Her close friend and collaborator, Wendy Knox, recalled that Burke was good at her job, dedicated and "crafty as hell."

"If we needed some ridiculous props, she would step up," the Frank Theatre director said.

The local actor, who headlined 15 Frank Theatre productions, among others at the Guthrie and Mixed Blood, died July 3 from complications of lung cancer. She was 51.

Known as "Gina" or "Virg" to her friends and family, Burke attended Robbinsdale High School and the University of Minnesota.

She made a big impression on the Twin Cities theater scene starting in the 1990s, throwing herself into her characters and stealing scenes left and right, Knox said.

Burke often inspired people around her, too — the chicken bone dress, created for a 1990s production directed by Knox, came about when Burke encouraged a team of performers to go scavenging through dumpsters and asking neighbors for leftovers. They also cooked a lot of chicken themselves.

Bleaching the bones might have seemed an unsophisticated task, but not for Burke. "She was not pretentious about being an artist at all," Knox said. "She was so hands-on."

Peter Moore, an actor, freelance director and friend of Burke's, said she was "remarkable" and had the kind of talent where "you couldn't take your eyes off her." He first saw Burke audition in 1990, and she "knocked him over" with how good she was.

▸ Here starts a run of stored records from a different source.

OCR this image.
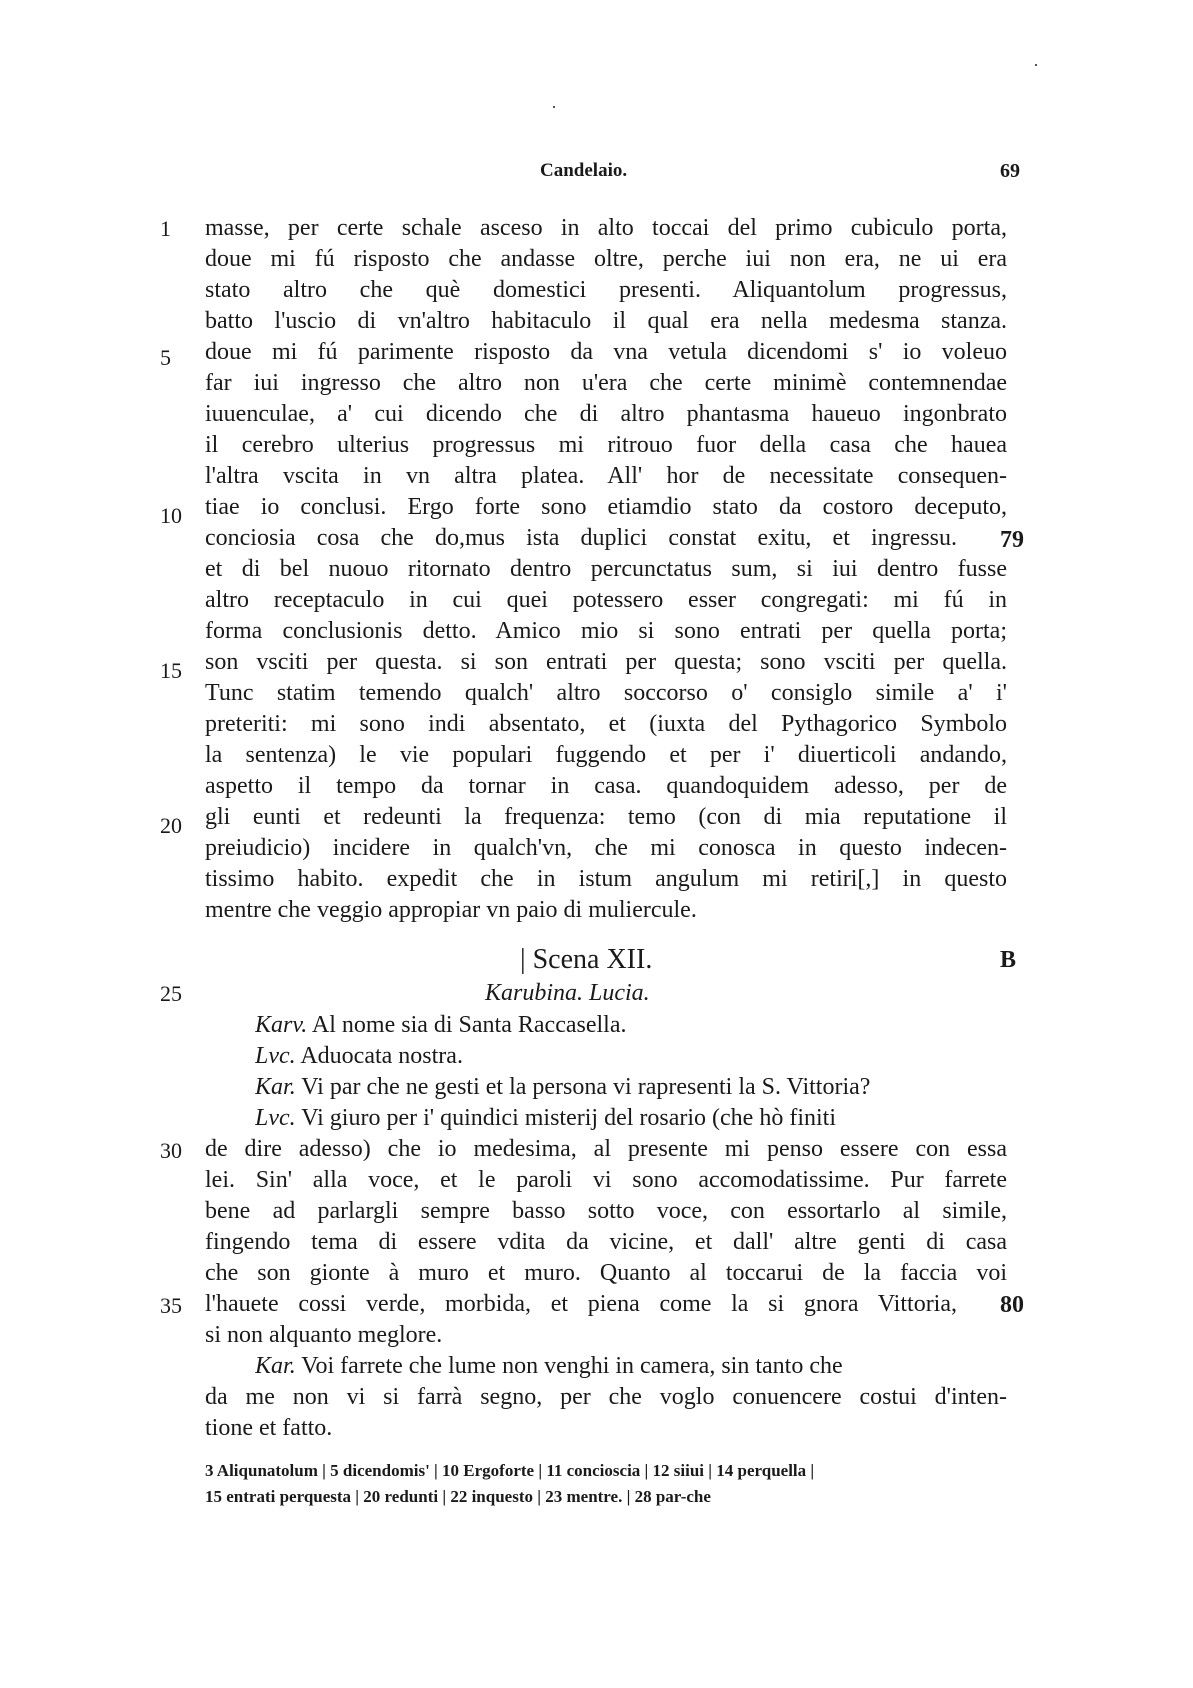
Candelaio.	69
1
5
10
15
20
25
30
35
79
B
80
masse, per certe schale asceso in alto toccai del primo cubiculo porta,
doue mi fú risposto che andasse oltre, perche iui non era, ne ui era
stato altro che què domestici presenti. Aliquantolum progressus,
batto l'uscio di vn'altro habitaculo il qual era nella medesma stanza.
doue mi fú parimente risposto da vna vetula dicendomi s' io voleuo
far iui ingresso che altro non u'era che certe minimè contemnendae
iuuenculae, a' cui dicendo che di altro phantasma haueuo ingonbrato
il cerebro ulterius progressus mi ritrouo fuor della casa che hauea
l'altra vscita in vn altra platea. All' hor de necessitate consequen-
tiae io conclusi. Ergo forte sono etiamdio stato da costoro deceputo,
conciosia cosa che do,mus ista duplici constat exitu, et ingressu.
et di bel nuouo ritornato dentro percunctatus sum, si iui dentro fusse
altro receptaculo in cui quei potessero esser congregati: mi fú in
forma conclusionis detto. Amico mio si sono entrati per quella porta;
son vsciti per questa. si son entrati per questa; sono vsciti per quella.
Tunc statim temendo qualch' altro soccorso o' consiglo simile a' i'
preteriti: mi sono indi absentato, et (iuxta del Pythagorico Symbolo
la sentenza) le vie populari fuggendo et per i' diuerticoli andando,
aspetto il tempo da tornar in casa. quandoquidem adesso, per de
gli eunti et redeunti la frequenza: temo (con di mia reputatione il
preiudicio) incidere in qualch'vn, che mi conosca in questo indecen-
tissimo habito. expedit che in istum angulum mi retiri[,] in questo
mentre che veggio appropiar vn paio di muliercule.
| Scena XII.
Karubina. Lucia.
Karv. Al nome sia di Santa Raccasella.
Lvc. Aduocata nostra.
Kar. Vi par che ne gesti et la persona vi rapresenti la S. Vittoria?
Lvc. Vi giuro per i' quindici misterij del rosario (che hò finiti
de dire adesso) che io medesima, al presente mi penso essere con essa
lei. Sin' alla voce, et le paroli vi sono accomodatissime. Pur farrete
bene ad parlargli sempre basso sotto voce, con essortarlo al simile,
fingendo tema di essere vdita da vicine, et dall' altre genti di casa
che son gionte à muro et muro. Quanto al toccarui de la faccia voi
l'hauete cossi verde, morbida, et piena come la si gnora Vittoria,
si non alquanto meglore.
Kar. Voi farrete che lume non venghi in camera, sin tanto che
da me non vi si farrà segno, per che voglo conuencere costui d'inten-
tione et fatto.
3 Aliqunatolum | 5 dicendomis' | 10 Ergoforte | 11 concioscia | 12 siiui | 14 perquella |
15 entrati perquesta | 20 redunti | 22 inquesto | 23 mentre. | 28 par-che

Moore began trying to cast her at every opportunity.

Burke starred in many local productions, such as "August: Osage County" and "Becky's New Car" at Park Square Theatre, and the Irish play "The Weir" with Actors Theatre of Minnesota.

"She was just so compelling," Moore said. "She had this energy and this fire. She didn't really care what you thought of her, and that gave her real power, and real strength."

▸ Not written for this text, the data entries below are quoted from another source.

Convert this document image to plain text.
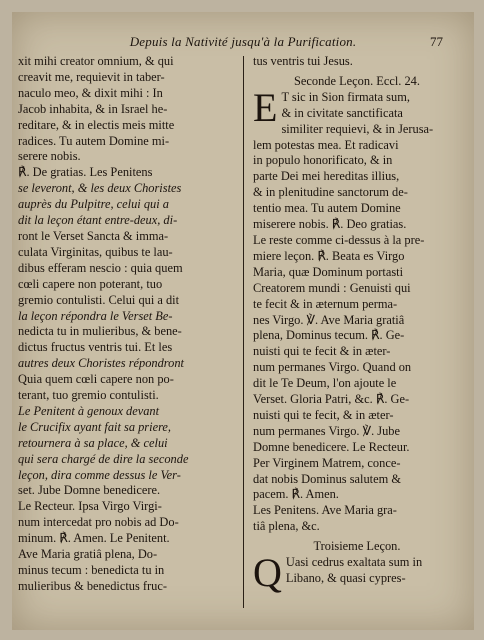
Depuis la Nativité jusqu'à la Purification.	77
xit mihi creator omnium, & qui
creavit me, requievit in taber-
naculo meo, & dixit mihi : In
Jacob inhabita, & in Israel he-
reditare, & in electis meis mitte
radices. Tu autem Domine mi-
serere nobis.
℟. De gratias. Les Penitens
se leveront, & les deux Choristes
auprès du Pulpitre, celui qui a
dit la leçon étant entre-deux, di-
ront le Verset Sancta & imma-
culata Virginitas, quibus te lau-
dibus efferam nescio : quia quem
cœli capere non poterant, tuo
gremio contulisti. Celui qui a dit
la leçon répondra le Verset Be-
nedicta tu in mulieribus, & bene-
dictus fructus ventris tui. Et les
autres deux Choristes répondront
Quia quem cœli capere non po-
terant, tuo gremio contulisti.
Le Penitent à genoux devant
le Crucifix ayant fait sa priere,
retournera à sa place, & celui
qui sera chargé de dire la seconde
leçon, dira comme dessus le Ver-
set. Jube Domne benedicere.
Le Recteur. Ipsa Virgo Virgi-
num intercedat pro nobis ad Do-
minum. ℟. Amen. Le Penitent.
Ave Maria gratiâ plena, Do-
minus tecum : benedicta tu in
mulieribus & benedictus fruc-
tus ventris tui Jesus.
Seconde Leçon. Eccl. 24.
E T sic in Sion firmata sum,
& in civitate sanctificata
similiter requievi, & in Jerusa-
lem potestas mea. Et radicavi
in populo honorificato, & in
parte Dei mei hereditas illius,
& in plenitudine sanctorum de-
tentio mea. Tu autem Domine
miserere nobis. ℟. Deo gratias.
Le reste comme ci-dessus à la pre-
miere leçon. ℟. Beata es Virgo
Maria, quæ Dominum portasti
Creatorem mundi : Genuisti qui
te fecit & in æternum perma-
nes Virgo. ℣. Ave Maria gratiâ
plena, Dominus tecum. ℟. Ge-
nuisti qui te fecit & in æter-
num permanes Virgo. Quand on
dit le Te Deum, l'on ajoute le
Verset. Gloria Patri, &c. ℟. Ge-
nuisti qui te fecit, & in æter-
num permanes Virgo. ℣. Jube
Domne benedicere. Le Recteur.
Per Virginem Matrem, conce-
dat nobis Dominus salutem &
pacem. ℟. Amen.
Les Penitens. Ave Maria gra-
tiâ plena, &c.
Troisieme Leçon.
Q Uasi cedrus exaltata sum in
Libano, & quasi cypres-
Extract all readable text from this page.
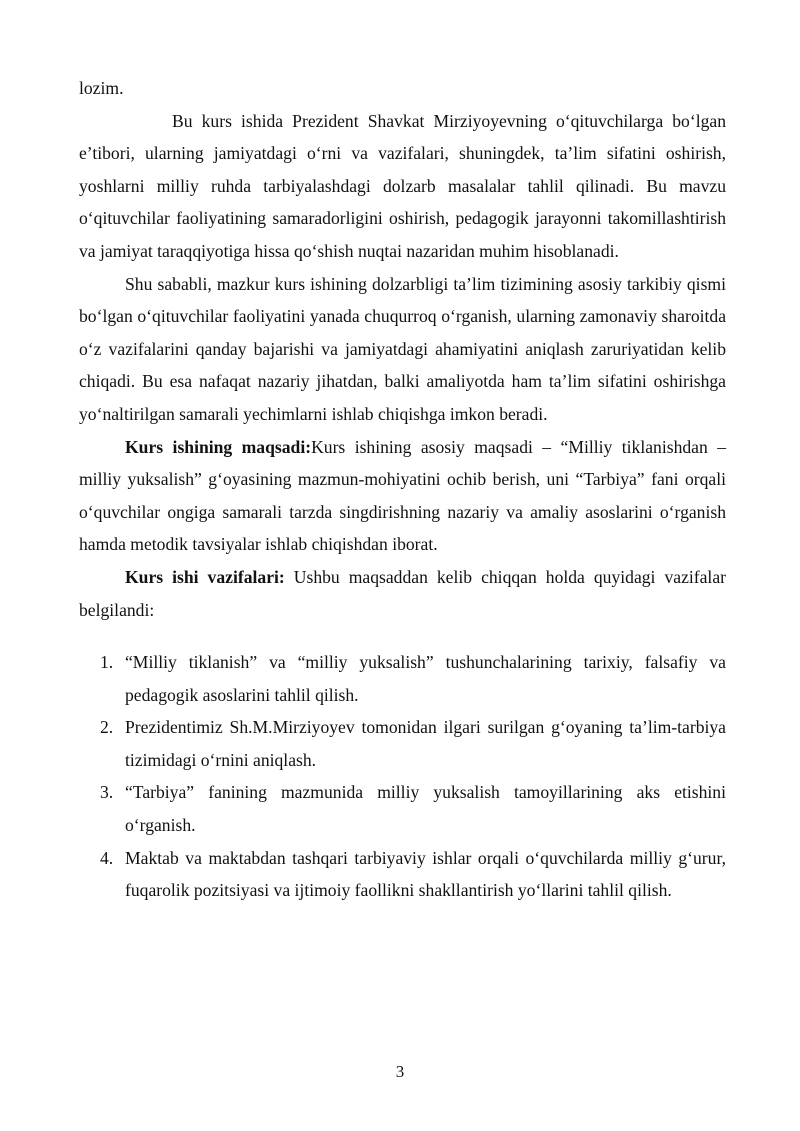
lozim.

Bu kurs ishida Prezident Shavkat Mirziyoyevning o‘qituvchilarga bo‘lgan e’tibori, ularning jamiyatdagi o‘rni va vazifalari, shuningdek, ta’lim sifatini oshirish, yoshlarni milliy ruhda tarbiyalashdagi dolzarb masalalar tahlil qilinadi. Bu mavzu o‘qituvchilar faoliyatining samaradorligini oshirish, pedagogik jarayonni takomillashtirish va jamiyat taraqqiyotiga hissa qo‘shish nuqtai nazaridan muhim hisoblanadi.

Shu sababli, mazkur kurs ishining dolzarbligi ta’lim tizimining asosiy tarkibiy qismi bo‘lgan o‘qituvchilar faoliyatini yanada chuqurroq o‘rganish, ularning zamonaviy sharoitda o‘z vazifalarini qanday bajarishi va jamiyatdagi ahamiyatini aniqlash zaruriyatidan kelib chiqadi. Bu esa nafaqat nazariy jihatdan, balki amaliyotda ham ta’lim sifatini oshirishga yo‘naltirilgan samarali yechimlarni ishlab chiqishga imkon beradi.

Kurs ishining maqsadi:Kurs ishining asosiy maqsadi – “Milliy tiklanishdan – milliy yuksalish” g‘oyasining mazmun-mohiyatini ochib berish, uni “Tarbiya” fani orqali o‘quvchilar ongiga samarali tarzda singdirishning nazariy va amaliy asoslarini o‘rganish hamda metodik tavsiyalar ishlab chiqishdan iborat.

Kurs ishi vazifalari: Ushbu maqsaddan kelib chiqqan holda quyidagi vazifalar belgilandi:

1. “Milliy tiklanish” va “milliy yuksalish” tushunchalarining tarixiy, falsafiy va pedagogik asoslarini tahlil qilish.
2. Prezidentimiz Sh.M.Mirziyoyev tomonidan ilgari surilgan g‘oyaning ta’lim-tarbiya tizimidagi o‘rnini aniqlash.
3. “Tarbiya” fanining mazmunida milliy yuksalish tamoyillarining aks etishini o‘rganish.
4. Maktab va maktabdan tashqari tarbiyaviy ishlar orqali o‘quvchilarda milliy g‘urur, fuqarolik pozitsiyasi va ijtimoiy faollikni shakllantirish yo‘llarini tahlil qilish.
3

"The word 'fierce' comes up with a lot of descriptions of her," Knox said. "She would fight for whatever she believed in. She was fiercely intelligent, passionate and kind."

She was also very straightforward, Moore said.

"Once, an actor at the Guthrie was being a real jerk, trying to get people fired," he recalled. "Finally, she told him off completely. The artistic director said to her, 'You're the only person who could've done that.' "

The outgoing yet private Burke was diagnosed with cancer in June, Moore said. She died a month later, having told Moore the news only a week before.

"She kept it secret," Moore said. "The whole thing was very fast."

Knox said she will miss her friend on many levels. "The day after she passed away, I was just thinking about how I'm gonna miss her," she said. "As a friend, but not doing a show with her was already hard. She was one of my main collaborators. We did great work together, and we pushed each other."

"There's never going to be a person quite like my mom again," said Sam McCullum, Burke's son. "Everything she did was with unmatched passion and love, both on the stage and at home.

"Her spirit carries on in the heart of everyone she's affected," he added.

Burke is survived by her parents, Richard and Virginia McFerran; sisters Lisa Birkholz and Shannon Burke; and two children, Sam McCallum and Ruby McCallum.